After finding the coffee maker hidden behind the opened bathroom door, we thought what could be easier – wake-up, get-up, do what Nature requires of us, make coffee, drink coffee, craving satisfied. Sounds good except it did not happen as expected. The steps that are preliminary to the actual making of the needed coffee are not as easy as one may believe. For us, step one is find the cups and open the plastic sleeve the cups are sealed in. We quickly found the plastic the sleeves are made of is very resistant to any reasonable attempt to open by pulling apart the seams, tearing of the sealed ends, or puncture by your index finger. Only by vigorous and repeated punching with the index finger was I able to make a finger diameter sized hole. Since the aim is to remove the cup from the plastic sleeve, the hole must be made bigger – much bigger. The plastic sleeve does not give up the required hole easily; one must pull very stoutly to win. As I pulled the cup from the now defeated plastic, my feeling of frustration gave way to one consistent with victory over a worthy opponent. This lasted through the instant it took me to realize I had to do it again; my wife also needed a cup for her equally needed coffee!
With the cups now freed, our attention turned to the joining of the cardboard insulating rings to the cups. After several false starts, the rings were in place and we contemplated the next step in our quest for a caffeine addicts relief. We observed our opponents as two metallized plastic, rectangular shaped, containers with serrations along the length of the sealed ends. I looked in vain for the small nick I expected to find in the sealed ends of the package. Since I did not find same, I tried to start a tear at the root of the serrations with negative results. I then tried to pull the package apart to defeat the end seam. Same result – negative. I was beginning to sense my already battered sense of Manhood was in for a further bashing if I failed to open the coffee package without resorting to my wife’s toolkit. So I huffed and puffed and tore the package open. Manhood restored!

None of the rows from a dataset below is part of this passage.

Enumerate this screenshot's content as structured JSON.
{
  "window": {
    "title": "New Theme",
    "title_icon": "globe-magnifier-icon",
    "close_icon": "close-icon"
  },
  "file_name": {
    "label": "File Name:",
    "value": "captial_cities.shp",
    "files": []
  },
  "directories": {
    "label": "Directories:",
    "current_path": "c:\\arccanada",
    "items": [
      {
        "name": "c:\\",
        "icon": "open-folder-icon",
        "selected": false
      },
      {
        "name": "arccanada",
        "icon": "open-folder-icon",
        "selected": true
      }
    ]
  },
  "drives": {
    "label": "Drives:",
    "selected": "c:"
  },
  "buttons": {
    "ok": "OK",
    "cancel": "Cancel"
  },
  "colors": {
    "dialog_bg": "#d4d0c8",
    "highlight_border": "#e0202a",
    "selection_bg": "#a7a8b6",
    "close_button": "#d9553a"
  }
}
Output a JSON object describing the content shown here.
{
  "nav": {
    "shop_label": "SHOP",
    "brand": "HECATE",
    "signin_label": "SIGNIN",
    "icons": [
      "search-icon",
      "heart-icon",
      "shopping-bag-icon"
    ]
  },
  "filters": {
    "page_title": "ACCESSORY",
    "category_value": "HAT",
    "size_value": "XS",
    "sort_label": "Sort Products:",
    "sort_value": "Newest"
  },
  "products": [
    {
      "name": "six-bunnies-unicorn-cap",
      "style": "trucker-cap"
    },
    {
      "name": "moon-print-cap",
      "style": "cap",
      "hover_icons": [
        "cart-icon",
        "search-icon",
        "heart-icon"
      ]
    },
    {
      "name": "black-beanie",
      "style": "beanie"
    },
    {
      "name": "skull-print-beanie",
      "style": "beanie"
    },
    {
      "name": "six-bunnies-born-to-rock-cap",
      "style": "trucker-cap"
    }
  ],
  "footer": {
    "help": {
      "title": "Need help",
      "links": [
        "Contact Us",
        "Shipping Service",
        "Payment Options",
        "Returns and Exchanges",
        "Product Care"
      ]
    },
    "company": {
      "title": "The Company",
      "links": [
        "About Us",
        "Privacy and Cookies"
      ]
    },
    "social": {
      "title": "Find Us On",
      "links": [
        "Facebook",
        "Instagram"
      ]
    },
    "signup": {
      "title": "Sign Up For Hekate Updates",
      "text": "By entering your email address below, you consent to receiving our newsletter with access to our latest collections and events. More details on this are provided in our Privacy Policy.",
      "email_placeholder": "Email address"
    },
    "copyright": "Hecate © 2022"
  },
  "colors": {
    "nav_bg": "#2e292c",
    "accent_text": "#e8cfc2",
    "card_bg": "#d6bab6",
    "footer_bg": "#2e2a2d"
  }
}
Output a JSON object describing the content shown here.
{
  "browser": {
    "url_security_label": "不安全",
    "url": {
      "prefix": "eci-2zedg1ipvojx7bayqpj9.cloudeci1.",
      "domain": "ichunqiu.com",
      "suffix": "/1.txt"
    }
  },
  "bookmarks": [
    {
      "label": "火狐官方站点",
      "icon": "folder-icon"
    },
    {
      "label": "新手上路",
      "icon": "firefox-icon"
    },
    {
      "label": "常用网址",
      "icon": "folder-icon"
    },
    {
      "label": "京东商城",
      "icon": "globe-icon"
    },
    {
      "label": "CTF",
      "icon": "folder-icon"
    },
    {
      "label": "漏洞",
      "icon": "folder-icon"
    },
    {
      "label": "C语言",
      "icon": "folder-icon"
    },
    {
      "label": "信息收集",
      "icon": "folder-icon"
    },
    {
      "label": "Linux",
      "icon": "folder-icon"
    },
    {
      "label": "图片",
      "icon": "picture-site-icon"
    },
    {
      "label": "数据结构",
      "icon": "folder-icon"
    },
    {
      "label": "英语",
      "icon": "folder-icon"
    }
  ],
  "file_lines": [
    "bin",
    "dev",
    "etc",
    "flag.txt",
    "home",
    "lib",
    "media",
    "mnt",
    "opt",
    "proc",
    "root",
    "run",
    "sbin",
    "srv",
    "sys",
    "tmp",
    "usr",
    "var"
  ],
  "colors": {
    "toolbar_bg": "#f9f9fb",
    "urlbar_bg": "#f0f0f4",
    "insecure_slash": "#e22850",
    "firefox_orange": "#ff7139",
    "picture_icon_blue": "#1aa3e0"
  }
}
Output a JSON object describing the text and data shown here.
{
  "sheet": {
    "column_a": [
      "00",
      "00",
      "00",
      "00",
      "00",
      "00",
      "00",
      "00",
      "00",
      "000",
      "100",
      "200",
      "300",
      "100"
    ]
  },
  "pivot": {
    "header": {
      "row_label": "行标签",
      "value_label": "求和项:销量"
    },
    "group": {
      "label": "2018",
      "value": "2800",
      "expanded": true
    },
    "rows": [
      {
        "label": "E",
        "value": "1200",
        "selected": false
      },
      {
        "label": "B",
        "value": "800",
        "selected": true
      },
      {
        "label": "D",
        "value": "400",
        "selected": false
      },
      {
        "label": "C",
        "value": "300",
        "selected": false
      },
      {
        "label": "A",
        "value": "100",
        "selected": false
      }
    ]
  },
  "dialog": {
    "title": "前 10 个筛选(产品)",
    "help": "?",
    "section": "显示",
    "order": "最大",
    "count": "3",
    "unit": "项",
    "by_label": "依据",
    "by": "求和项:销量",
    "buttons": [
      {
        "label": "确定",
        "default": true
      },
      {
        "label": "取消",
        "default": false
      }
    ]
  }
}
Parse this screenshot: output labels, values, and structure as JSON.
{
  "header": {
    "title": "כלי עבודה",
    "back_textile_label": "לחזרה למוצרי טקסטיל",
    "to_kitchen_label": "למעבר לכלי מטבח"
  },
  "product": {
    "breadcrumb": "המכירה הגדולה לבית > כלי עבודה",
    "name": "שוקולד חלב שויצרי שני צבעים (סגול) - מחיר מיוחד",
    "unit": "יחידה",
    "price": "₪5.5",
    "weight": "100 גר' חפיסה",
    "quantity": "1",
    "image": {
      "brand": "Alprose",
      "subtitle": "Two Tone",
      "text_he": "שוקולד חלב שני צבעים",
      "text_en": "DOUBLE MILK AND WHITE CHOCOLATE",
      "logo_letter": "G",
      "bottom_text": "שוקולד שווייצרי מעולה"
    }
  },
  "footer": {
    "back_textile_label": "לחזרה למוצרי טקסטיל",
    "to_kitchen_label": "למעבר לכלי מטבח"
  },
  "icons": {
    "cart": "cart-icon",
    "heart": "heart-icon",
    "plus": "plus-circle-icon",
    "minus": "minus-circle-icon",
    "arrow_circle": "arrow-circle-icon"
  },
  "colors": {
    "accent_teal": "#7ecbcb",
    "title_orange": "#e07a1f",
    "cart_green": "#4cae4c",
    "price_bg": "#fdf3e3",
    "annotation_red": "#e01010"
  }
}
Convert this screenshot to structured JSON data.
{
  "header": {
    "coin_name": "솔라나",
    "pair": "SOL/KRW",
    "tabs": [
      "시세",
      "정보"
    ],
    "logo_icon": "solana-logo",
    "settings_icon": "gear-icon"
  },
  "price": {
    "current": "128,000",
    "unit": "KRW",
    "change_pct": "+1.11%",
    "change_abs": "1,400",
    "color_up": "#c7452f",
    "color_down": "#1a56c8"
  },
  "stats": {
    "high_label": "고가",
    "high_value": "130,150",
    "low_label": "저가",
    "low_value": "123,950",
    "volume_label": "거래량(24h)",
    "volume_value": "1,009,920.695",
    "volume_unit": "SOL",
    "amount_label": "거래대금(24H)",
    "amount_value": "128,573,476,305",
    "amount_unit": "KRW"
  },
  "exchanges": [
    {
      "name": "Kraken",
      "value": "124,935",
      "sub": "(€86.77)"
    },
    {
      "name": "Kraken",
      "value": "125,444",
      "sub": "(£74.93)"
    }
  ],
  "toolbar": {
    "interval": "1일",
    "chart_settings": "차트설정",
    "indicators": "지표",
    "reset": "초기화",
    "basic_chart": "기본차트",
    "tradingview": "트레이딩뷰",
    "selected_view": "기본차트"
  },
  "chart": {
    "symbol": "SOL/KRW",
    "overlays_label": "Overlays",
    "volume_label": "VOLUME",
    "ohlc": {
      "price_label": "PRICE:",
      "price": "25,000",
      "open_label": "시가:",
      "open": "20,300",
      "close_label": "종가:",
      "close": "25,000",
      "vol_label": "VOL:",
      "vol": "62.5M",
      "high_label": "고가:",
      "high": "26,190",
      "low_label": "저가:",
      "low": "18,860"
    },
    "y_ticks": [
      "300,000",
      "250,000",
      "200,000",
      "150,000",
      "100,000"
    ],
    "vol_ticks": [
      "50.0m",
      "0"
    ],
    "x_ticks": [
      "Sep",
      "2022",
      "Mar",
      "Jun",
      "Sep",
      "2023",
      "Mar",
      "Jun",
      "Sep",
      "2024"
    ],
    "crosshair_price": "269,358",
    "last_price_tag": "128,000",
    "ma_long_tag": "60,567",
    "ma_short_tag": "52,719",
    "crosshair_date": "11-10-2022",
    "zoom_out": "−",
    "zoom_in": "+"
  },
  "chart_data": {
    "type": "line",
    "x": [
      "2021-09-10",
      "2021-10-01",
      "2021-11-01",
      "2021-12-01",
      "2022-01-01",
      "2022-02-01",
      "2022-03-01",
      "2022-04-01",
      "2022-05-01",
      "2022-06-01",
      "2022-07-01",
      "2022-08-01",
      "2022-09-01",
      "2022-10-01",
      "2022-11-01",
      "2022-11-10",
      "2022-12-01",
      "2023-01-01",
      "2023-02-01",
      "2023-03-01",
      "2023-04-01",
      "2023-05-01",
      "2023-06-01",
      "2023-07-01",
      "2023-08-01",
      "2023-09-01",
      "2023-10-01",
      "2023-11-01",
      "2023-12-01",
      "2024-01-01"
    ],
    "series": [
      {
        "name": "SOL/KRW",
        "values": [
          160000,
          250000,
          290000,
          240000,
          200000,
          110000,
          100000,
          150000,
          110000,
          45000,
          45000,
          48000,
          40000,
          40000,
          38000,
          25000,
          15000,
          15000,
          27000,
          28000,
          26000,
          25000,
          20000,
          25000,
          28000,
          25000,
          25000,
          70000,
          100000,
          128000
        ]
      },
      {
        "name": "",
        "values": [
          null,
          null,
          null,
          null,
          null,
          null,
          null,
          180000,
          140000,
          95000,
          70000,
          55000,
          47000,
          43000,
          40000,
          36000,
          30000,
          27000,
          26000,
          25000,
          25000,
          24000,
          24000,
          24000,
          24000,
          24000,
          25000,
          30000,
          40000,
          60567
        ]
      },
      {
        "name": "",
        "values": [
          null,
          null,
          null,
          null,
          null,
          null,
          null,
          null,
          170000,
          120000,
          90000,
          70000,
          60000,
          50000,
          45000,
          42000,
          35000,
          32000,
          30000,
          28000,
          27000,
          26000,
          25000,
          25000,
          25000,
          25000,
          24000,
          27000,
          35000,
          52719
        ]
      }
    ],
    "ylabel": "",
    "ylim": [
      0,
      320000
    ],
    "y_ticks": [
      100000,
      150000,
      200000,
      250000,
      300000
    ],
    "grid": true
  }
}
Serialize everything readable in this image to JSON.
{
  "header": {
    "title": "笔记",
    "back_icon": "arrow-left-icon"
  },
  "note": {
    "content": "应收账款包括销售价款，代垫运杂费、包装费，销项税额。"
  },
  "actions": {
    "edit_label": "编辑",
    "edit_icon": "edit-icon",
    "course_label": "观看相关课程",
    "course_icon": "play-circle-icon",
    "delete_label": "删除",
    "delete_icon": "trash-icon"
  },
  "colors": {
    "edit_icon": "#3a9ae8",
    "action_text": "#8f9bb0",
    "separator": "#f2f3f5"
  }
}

I drink my coffee black and I have what I need – coffee and a cup. But wait! My wife uses a creamer and where is the creamer? You guessed right! In a plastic sleeve along with the other coffee “stuff”. By this time my caffeine addiction has led me into a manic state and no mere plastic sleeve is a match for me now. A half-dozen tries later and I have the creamer in hand. “Only one?” my wife asks. “I use two!” Fortunately, my manic state persisted and I was able to present my wife with the second creamer. And, yes, the coffee was great!